Here are some of my personal highlights, I’ll update with links to the slides/videos as they become available.
Tutorials:
Learning about stan under the hood
Dan Lee and Charles Margossian taught back-to-back sessions about the c++ internals of Stan. Charles taught how to add a new function to the stan math library. I enjoyed this because late last year I was trying to hack some new functionality into the stan math library, and had to learn this the hard way. Charles made it look so simple. Dan gave a tour of some of the c++ code that runs the sampler builds the computational contexts for the model. This has inspired me and I hope to try writing some simple autodiff programs using the underlying autodiff library. I had been toying with writing these kinds of program using Haskell’s AD library, but the linear algebra story there isn’t as obvious (or at least I struggled with it).
Advanced Hierarchical Models
Ben Goodrich taught a triplet of advanced hierarchical modelling sessions. The most advanced the sessions got was introducing the multivariate normal non-centered parameterization (which I have already been using in my models), but it was very useful to see into the thought processes of an expert. Some tips I caught through the sessions were to use Paul Burkner’s brms package to auto-generate hierarchical model code. Ben recommended starting with auto-generated code when writing models, and then riffing on top, which seems like a great idea to me. Another point he emphasized was to use prior prediction as a sanity check, which I know has been recommended elsewhere, but seems like good advice.
Model Selection
Probably the most attended session of the conference was Aki Vehtari’s model selection session. This was a perfect follow-up to his last-minute talk on regularized horseshoe priors from the day before. Aki introduced us to the expected log predictive density (ELPD), the bayesian answer to information criteria. He introduced us to the three approaches to dealing with the fact that the true future distribution is unknown:
- \(\mathit{M}_{open}\) - The normal approach of using the leave-one-out distribution as an approximation for the future
- \(\mathit{M}_{closed}\) - This one wasn’t covered in detail.
- \(\mathit{M}_{completed}\) - Using a trusted distribution to approximate the future.
The applicability of \(\mathit{M}_{completed}\) isn’t immediately obvious, where would you get a distribution you trust more than your posterior. The answer is you that essentially do in the model selection case! If your full model is suitably regularized, the full model is more trustworthy than the sub-models. This can be used to get more precise cross-validation estimates for the sub-model allowing you to identify irrelevant predictors.

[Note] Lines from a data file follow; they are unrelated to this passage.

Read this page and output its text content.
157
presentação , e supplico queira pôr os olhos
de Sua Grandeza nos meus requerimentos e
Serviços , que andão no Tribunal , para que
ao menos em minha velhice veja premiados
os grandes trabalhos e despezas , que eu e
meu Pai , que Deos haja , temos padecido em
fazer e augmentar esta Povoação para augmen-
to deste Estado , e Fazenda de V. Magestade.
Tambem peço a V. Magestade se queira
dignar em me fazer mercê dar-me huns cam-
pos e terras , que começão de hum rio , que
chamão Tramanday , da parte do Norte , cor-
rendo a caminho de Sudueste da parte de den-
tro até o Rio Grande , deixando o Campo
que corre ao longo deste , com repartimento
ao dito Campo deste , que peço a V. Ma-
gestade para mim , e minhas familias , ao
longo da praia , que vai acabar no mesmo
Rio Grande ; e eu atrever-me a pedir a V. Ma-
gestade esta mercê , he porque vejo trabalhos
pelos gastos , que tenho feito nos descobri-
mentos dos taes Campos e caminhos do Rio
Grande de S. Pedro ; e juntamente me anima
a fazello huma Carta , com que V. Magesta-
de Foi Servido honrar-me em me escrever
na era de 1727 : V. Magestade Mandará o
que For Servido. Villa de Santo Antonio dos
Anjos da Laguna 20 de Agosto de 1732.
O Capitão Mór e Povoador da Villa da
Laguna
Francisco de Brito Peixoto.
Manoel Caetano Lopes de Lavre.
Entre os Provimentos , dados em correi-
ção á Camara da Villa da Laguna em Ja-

To make this computationally feasibly Aki presented the projection predictive method. Fit your full model, probably regularized with horseshoe priors, then fit sub-models such that they minimize the KL divergence between them and the full model (projection). Then pick the sub-model with the lowest KL divergence! He has a package on github called projpred for doing this.
I was already planning on writing a post about PSIS-LOO the importance sampling based approximate cross validation done in the loo package. I’ll spend more time explaining ELPD then. Another exciting tidbit from the talk, the loo package is getting a 2.0 version coming soon.
Talks
We’re leaving-one-out wrong
Sophia Rabe-Hesketh gave a great first talk of the conference on leave-one-out cross-validation. Coming back to the ELPD, it looks like the way we’re computing them now doesn’t make sense for hierarchical models. Take for example a model where you have a random group: when you imagine the future distribution as your loo distribution, you are imagining drawing new subjects for your observed groups, but presumably your groups are random because in the future you’d like to sample new groups. In this case you can’t use the standard loo distribution to compute your ELPD, you need to generate marginal likelihoods and use those as a mixed-predictive distribution for computing ELPD. Sophia called this LOCO sampling, because it is akin to leaving one cluster (group) out at a time.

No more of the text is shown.